Can DSIP be stacked with fat loss peptides like AOD-9604 or Fragment 176-191?▼

Yes, DSIP complements fat loss peptides indirectly by reducing cortisol, which inhibits lipolysis and promotes visceral fat storage. AOD-9604 and Fragment 176-191 work through direct stimulation of lipolytic pathways without interacting with DSIP’s GABAergic or stress-hormone mechanisms. Administer fat loss peptides in the morning (when endogenous cortisol is naturally elevated and you want to override it) and DSIP in the evening. This creates a 12-hour spacing that prevents any theoretical competition while allowing both compounds to address different barriers to fat oxidation.

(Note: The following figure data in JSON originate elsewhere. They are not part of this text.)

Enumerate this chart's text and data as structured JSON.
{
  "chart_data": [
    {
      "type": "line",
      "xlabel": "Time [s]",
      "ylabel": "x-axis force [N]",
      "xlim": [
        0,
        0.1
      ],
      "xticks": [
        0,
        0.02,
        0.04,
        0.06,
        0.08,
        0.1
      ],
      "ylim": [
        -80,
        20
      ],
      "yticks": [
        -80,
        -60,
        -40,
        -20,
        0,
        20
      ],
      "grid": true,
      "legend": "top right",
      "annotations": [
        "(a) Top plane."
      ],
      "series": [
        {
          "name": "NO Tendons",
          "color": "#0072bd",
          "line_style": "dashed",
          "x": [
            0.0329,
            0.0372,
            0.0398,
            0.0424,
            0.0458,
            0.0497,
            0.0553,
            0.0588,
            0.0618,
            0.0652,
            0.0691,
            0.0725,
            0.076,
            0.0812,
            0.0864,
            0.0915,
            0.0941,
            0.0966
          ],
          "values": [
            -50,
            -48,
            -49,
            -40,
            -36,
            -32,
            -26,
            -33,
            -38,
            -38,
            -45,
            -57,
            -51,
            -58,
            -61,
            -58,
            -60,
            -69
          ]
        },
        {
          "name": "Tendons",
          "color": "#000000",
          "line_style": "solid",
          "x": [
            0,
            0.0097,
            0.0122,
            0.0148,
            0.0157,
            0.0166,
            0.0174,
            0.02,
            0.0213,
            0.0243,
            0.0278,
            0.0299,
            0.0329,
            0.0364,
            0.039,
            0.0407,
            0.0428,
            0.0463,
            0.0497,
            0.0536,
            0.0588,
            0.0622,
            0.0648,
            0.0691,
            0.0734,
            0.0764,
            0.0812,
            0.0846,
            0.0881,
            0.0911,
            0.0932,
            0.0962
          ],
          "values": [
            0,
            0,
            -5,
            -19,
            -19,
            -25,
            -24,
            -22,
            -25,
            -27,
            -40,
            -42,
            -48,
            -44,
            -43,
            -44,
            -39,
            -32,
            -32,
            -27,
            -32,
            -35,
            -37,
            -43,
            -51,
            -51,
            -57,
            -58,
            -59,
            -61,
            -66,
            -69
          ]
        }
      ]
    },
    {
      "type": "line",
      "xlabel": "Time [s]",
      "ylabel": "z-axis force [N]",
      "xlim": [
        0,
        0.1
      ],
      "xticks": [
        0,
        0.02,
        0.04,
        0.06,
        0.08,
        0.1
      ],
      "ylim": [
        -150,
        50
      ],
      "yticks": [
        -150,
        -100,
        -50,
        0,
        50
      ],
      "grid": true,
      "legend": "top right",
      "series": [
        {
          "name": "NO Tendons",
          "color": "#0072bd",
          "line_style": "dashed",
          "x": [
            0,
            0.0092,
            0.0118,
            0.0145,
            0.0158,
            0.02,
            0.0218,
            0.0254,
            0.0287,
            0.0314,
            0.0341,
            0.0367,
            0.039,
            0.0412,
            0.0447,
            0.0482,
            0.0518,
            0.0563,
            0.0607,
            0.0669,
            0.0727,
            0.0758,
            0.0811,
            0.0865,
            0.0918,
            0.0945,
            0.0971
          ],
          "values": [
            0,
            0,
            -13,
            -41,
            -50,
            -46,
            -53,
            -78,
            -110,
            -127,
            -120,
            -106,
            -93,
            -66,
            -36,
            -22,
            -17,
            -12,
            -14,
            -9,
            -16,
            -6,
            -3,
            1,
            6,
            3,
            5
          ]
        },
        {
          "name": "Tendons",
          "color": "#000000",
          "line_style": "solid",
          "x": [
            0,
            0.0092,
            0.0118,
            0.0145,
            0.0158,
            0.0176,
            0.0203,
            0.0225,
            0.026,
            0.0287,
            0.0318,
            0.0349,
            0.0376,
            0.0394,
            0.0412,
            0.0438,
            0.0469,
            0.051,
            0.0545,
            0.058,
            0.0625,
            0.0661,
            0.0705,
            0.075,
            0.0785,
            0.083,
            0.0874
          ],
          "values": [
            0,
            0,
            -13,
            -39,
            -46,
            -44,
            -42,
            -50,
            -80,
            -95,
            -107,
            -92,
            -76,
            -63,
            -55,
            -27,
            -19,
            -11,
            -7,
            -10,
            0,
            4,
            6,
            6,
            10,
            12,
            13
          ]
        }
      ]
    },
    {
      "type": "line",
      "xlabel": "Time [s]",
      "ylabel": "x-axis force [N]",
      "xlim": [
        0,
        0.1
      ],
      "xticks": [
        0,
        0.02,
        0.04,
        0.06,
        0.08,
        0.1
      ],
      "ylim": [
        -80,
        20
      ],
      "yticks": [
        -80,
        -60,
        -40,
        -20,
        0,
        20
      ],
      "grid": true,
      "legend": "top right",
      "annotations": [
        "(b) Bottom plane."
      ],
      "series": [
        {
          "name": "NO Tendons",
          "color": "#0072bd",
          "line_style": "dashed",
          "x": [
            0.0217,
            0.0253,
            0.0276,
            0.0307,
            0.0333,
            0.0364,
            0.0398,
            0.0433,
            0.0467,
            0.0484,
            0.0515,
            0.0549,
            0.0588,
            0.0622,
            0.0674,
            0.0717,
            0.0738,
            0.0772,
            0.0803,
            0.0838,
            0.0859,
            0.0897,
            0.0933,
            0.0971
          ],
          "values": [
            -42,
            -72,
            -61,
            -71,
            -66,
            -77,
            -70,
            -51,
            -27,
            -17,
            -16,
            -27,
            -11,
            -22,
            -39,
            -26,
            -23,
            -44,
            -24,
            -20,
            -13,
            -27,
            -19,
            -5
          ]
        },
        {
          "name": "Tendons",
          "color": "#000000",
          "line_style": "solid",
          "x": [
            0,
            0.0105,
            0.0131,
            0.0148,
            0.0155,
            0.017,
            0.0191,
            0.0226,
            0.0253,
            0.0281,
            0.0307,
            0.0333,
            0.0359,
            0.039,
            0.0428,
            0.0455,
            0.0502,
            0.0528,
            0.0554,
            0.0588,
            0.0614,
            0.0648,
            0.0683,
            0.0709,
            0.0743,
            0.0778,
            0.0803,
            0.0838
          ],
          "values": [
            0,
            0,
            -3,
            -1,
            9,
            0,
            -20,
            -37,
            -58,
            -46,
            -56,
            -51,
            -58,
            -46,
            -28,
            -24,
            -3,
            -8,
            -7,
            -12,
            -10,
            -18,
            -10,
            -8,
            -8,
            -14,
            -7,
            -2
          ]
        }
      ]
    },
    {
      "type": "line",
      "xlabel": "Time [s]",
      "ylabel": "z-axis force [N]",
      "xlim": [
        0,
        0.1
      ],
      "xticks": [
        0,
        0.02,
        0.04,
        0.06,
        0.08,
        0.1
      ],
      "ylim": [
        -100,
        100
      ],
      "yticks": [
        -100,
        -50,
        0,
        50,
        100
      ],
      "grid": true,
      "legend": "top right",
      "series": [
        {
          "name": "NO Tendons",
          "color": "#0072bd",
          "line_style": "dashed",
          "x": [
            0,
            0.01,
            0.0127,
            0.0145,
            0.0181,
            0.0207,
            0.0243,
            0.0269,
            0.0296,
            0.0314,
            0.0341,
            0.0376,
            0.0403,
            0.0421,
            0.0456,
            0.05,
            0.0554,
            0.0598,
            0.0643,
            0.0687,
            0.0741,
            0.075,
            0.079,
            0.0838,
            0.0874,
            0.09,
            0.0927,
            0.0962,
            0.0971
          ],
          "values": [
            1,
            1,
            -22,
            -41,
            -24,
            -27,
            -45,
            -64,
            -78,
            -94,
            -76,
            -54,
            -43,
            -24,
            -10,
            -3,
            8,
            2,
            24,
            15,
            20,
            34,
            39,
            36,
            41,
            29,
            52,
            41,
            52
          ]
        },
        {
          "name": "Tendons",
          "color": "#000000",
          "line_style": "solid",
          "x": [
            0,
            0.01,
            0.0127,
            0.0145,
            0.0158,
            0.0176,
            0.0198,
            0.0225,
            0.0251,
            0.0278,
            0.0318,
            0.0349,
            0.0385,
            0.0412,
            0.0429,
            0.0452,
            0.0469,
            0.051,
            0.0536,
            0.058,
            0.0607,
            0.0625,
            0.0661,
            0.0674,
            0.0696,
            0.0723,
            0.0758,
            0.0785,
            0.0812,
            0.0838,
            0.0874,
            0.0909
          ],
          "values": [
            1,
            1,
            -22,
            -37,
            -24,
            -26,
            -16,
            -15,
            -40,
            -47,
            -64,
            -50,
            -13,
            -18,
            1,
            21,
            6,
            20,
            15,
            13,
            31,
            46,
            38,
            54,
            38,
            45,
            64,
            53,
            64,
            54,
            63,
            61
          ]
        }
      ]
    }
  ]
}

Do I need to adjust DSIP dosing if I’m using multiple peptides simultaneously?▼

Most researchers do not need to adjust DSIP dosing when adding it to an existing peptide protocol, provided the other peptides don’t target GABAergic pathways. Start at 100–150mcg and titrate based on subjective sleep quality and next-day alertness rather than compound count. The only scenario requiring proactive dose reduction is when DSIP is added to a protocol already containing sedative or relaxation-promoting compounds (magnesium glycinate, high-dose L-theanine, certain thymosin fragments) — in those cases, start at 50–100mcg to avoid receptor saturation.

What peptides should never be combined with DSIP under any circumstances?▼

There are no peptides with absolute contraindications for DSIP stacking, but same-day administration with other GABAergic agents (certain thymosin derivatives, high-dose relaxation-promoting fragments) should be avoided due to receptor competition. The risk isn’t toxicity or dangerous interaction — it’s reduced efficacy for both compounds and excessive sedation without therapeutic benefit. If a protocol requires both DSIP and another sedative peptide, space them by at least 12 hours and monitor sleep architecture closely to ensure neither compound’s effectiveness is compromised.